Are you a hospital marketer, PR or communications professional?
Have you considered allowing patients to tweet on behalf of your hospital?
Patients are already talking about your hospital. Some of them are sharing positive sentiments and others are sharing stuff you’d rather not hear. In other words there’s no controlling what others say about your brand on social media platforms.
Which is why positive tweets from loyal and enthusiastic patients are gold.

Positive tweets from patients help to promote your hospital
Patient sentiment is highly effective in healthcare marketing. We’ve seen patient stories on YouTube and hospital blogs cut through the noise to relay a powerful, and relevant message. Of course such content is ultimately developed by healthcare marketers. But hearing it from other patients is far more interesting, and effective than hearing from the hospital CEO.
So why not leverage that positive sentiment from loyal and passionate patients and put it to work for your brand. Here are six ways to turn tweeting patients into promoters:
#1. Have a plan
As long as you’re using social media you should have a HIPAA-compliant social media policy that’s been reviewed and approved by your legal department. The policy should also include a section on crisis preparedness. Keep in mind that social media can be unpredictable and risky particularly when there are many users representing the brand. Therefore you should always be prepared in case something goes wrong. Here’s an infographic for developing a social media crisis plan.
If your hospital decides to use patient tweeters, be sure that your social media policy spells out exactly how this will work so that everyone knows how to avoid HIPAA violations.
#2. Agree on execution
Engagement risk is higher in healthcare than in other industries. If your hospital plans to include patient tweets as part of its social media strategy, remember that you will be held responsible for this content. As part of your execution strategy your legal department will be expected to carefully review proposed tweets and other social media content (both employee and user-generated) to ensure that messages are appropriate and no rules have been violated.
#3. Recruit happy patients
Hopefully you have happy patients who love your brand and are willing to spread the word or advocate on your behalf. Perhaps they shared their satisfaction and enthusiasm with family and friends on Facebook or Twitter and you were able to identify and even engage with them. Think of ways to leverage that positive sentiment. Create a plan for approaching, engaging and recruiting loyal patients to tweet and share content on your behalf.
#4. Empower them
The best user-generated-content (including patient tweets) is about the user not the hospital. When empowering patients to tweet for you, always seek to give them freedom of self-expression. Remember they are already loyal patients who are passionate about your brand, and are willing to advocate on your behalf. Resist the urge to over-edit their social content unless it crosses the line. Understand too that the most successful user-generated-content happens when patients feel excited, confident and empowered, not when they feel stifled or micro-managed.
#5. Train them
Anyone who creates social media content for your hospital should be trained for compliance with HIPAA and other hospital regulations. Training also provides a firm understanding of the hospital’s environment and corporate culture. When training patients, encourage them to use that knowledge to create friendly messages that attract other users like them, not messages that promote the hospital (that’s the social media manager’s job!). They will probably want to tweet about things they love about the hospital, which makes your job easy!
#6. Motivate them
When patients advocate for your brand by sharing positive experiences, remember that they too are putting their reputation on the line for your sake (yes, it works both ways). Obviously paying them is not a smart move because it lessens the power of advocacy (plus it’s not in your budget anyway!). Therefore creating a promoter out of a patient means motivating and rewarding them in other ways.

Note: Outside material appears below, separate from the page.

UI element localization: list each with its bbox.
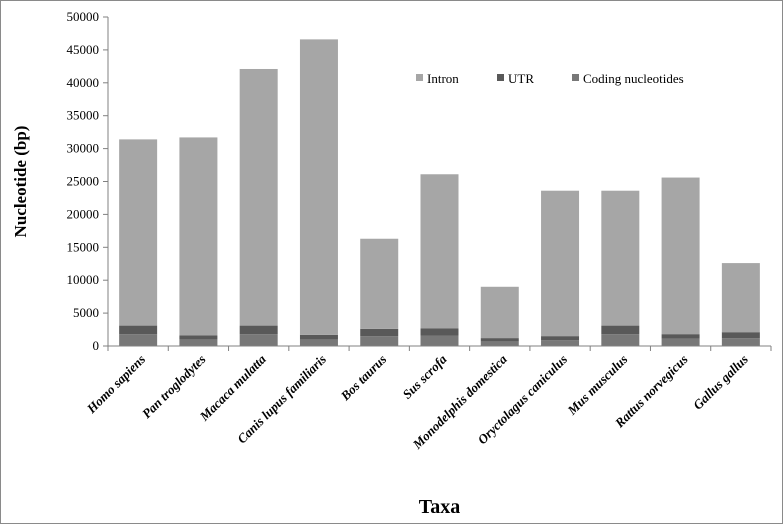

There are many ways to reward your patient promoters: Prepare special events exclusively for them; ask for their opinion and recommendations when creating other social content; give them special access to hospital leaders; give contributions to causes on their behalf; honor them with a weekly or monthly ’loyalty leader’ program, and so on. Your marketing team should be able to brainstorm other ways to motivate and keep your patient promoters pumped up.
Your Turn: Do you think it’s a crazy idea to let patients tweet on behalf of hospitals? Does it make you nervous? Please share your thoughts.